Bohemiatupus Temporal range: Westphalian PreꞒ Ꞓ O S D C P T J K Pg N

Scientific classification
- Domain: Eukaryota
- Kingdom: Animalia
- Phylum: Arthropoda
- Class: Insecta
- Order: †Meganisoptera
- Family: †Meganeuridae
- Genus: †Bohemiatupus
- Species: †B. elegans
- Binomial name: †Bohemiatupus elegans Prokop & Nel, 2010

= Bohemiatupus =

- Genus: Bohemiatupus
- Species: elegans
- Authority: Prokop & Nel, 2010

Extinct genus of dragonfly-like insects

Bohemiatupus is an extinct genus of griffinfly in the family Meganeuridae and which contains a single species Bohemiatupus elegans. The species is known only from the Late Carboniferous, Bolsovian stage, Kladno Formation near the village of Radnice in the Radnice Basin, Czech Republic.

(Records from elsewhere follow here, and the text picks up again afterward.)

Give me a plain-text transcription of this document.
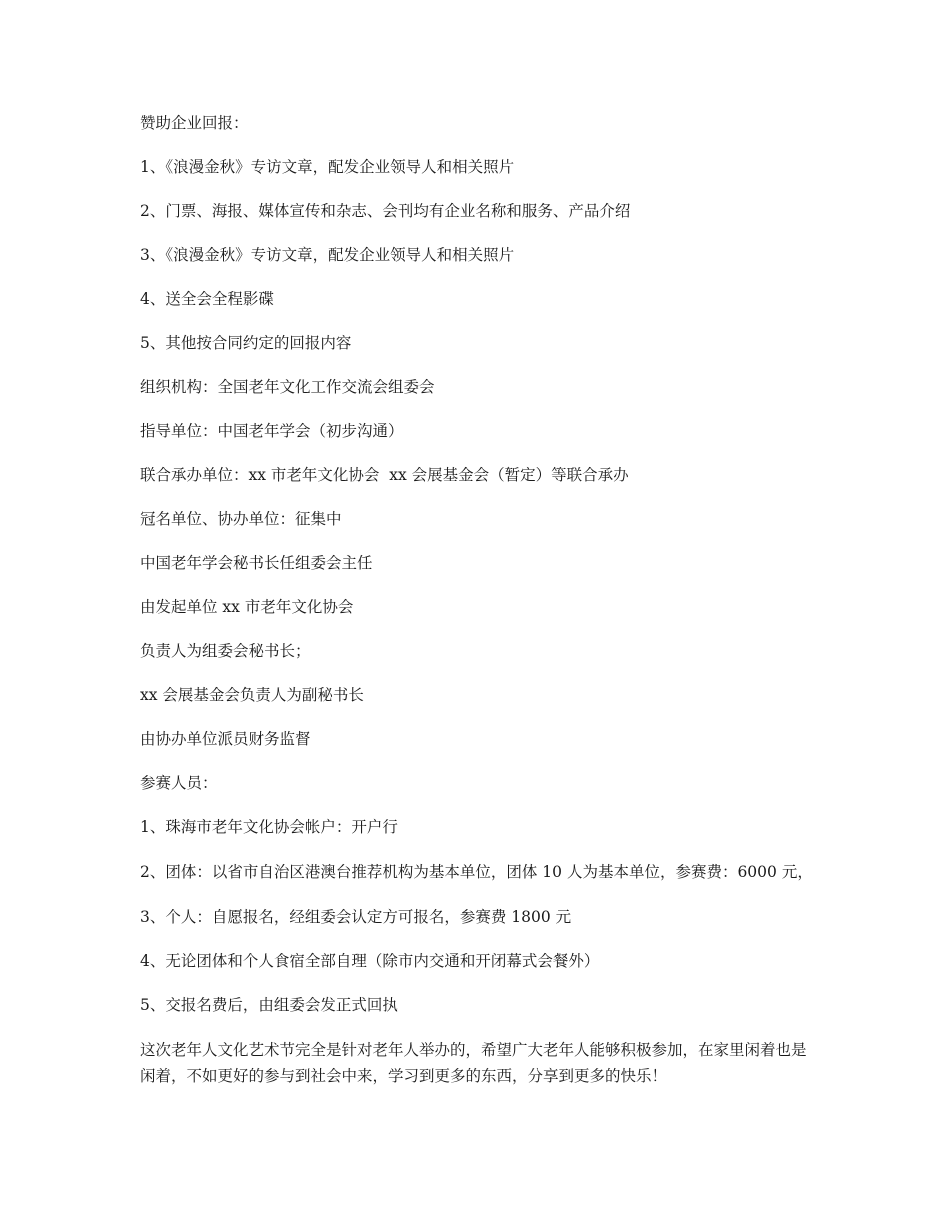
赞助企业回报：

1、《浪漫金秋》专访文章，配发企业领导人和相关照片

2、门票、海报、媒体宣传和杂志、会刊均有企业名称和服务、产品介绍

3、《浪漫金秋》专访文章，配发企业领导人和相关照片

4、送全会全程影碟

5、其他按合同约定的回报内容

组织机构：全国老年文化工作交流会组委会

指导单位：中国老年学会（初步沟通）

联合承办单位：xx 市老年文化协会  xx 会展基金会（暂定）等联合承办

冠名单位、协办单位：征集中

中国老年学会秘书长任组委会主任

由发起单位 xx 市老年文化协会

负责人为组委会秘书长；

xx 会展基金会负责人为副秘书长

由协办单位派员财务监督

参赛人员：

1、珠海市老年文化协会帐户：开户行

2、团体：以省市自治区港澳台推荐机构为基本单位，团体 10 人为基本单位，参赛费：6000 元，

3、个人：自愿报名，经组委会认定方可报名，参赛费 1800 元

4、无论团体和个人食宿全部自理（除市内交通和开闭幕式会餐外）

5、交报名费后，由组委会发正式回执

这次老年人文化艺术节完全是针对老年人举办的，希望广大老年人能够积极参加，在家里闲着也是闲着，不如更好的参与到社会中来，学习到更多的东西，分享到更多的快乐！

==History and classification==
Bohemiatupus elegans is known only from one fossil, the holotype, specimen number "M00485" which is composed of an isolated fore-wing and hind-wing. The wings are preserved as a negative imprint fossil in a sedimentary tuff. The fossil specimen is from outcrops of the Kladno Formation exposed in the Ovčín opencast mine. Bohemiatupus elegans is the first described occurrence of large griffinflies found in the continental basins of the Bohemian Massif. The type specimen is currently preserved in the collections housed in the West Bohemian Museum, located in Plzeň, Czech Republic. Bohemiatupus was first studied by Jakub Prokop of Charles University in Prague, Czech Republic and André Nel of the Muséum national d'histoire naturelle in Paris, France. Their 2008 type description of the genus and species was published in the journal Annales de la Société Entomologique de France. The generic name was coined by Prokop and Nel from a combination of the "Bohemia" in reference to the historical central European region and the meganeurid genus Tupus to which Bohemiatupus is related. The etymology of the specific epithet elegans is Latin and refers to the "magnificent state of preservation" displayed by the holotype.

The ecosystem in which Bohemiatupus elegans lived is interpreted as a shallow lake that developed into a peat-mire due to sediment infill from volcanic ash during the Bolsovian. Bohemiatupus elegans shared this environment with the notably large insect species Bojophlebia prokopi and Carbotriplura kukalovae, which were described from the Kladno Formation earlier.

==Description==
The holotype wings are mostly complete with the apical section of the fore-wing folded and indistinct while only the basal section of the hind-wing is present. The wings shows no indications of any color pattering that may have been present in life and are interpreted to have been hyaline in nature. The preserved segment of the fore-wing is 115 mm giving an estimated full length for the wing of approximately 260 mm. An adult Bohemiatupus elegans would have had a full wingspan of around 520 mm. The overall size larger than the 150 mm wingspan of the older species Oligotypus huangheensis. However this is still smaller than other members of the subfamily such as Meganeuropsis permiana which is noted for a wingspan exceeding 700 mm. Several key vein structure features present in the fore-wing show Bohemiatupus elegans to be a member of the meganeurid subfamily Tupinae close to the genus Tupus. The AA1 vein possesses several rearward branches, and the CuP vein has a number of concave branches, while the braces CuP and CuA are oblique but not fused into a single vein. Overall the hind-wing is distinctly wider in the cubito-anal area than that of Tupus, where the hind and fore wings are similar in width. B. elegans can be separated from other genera in the subfamily by various aspects of the fine vein structuring in the wing.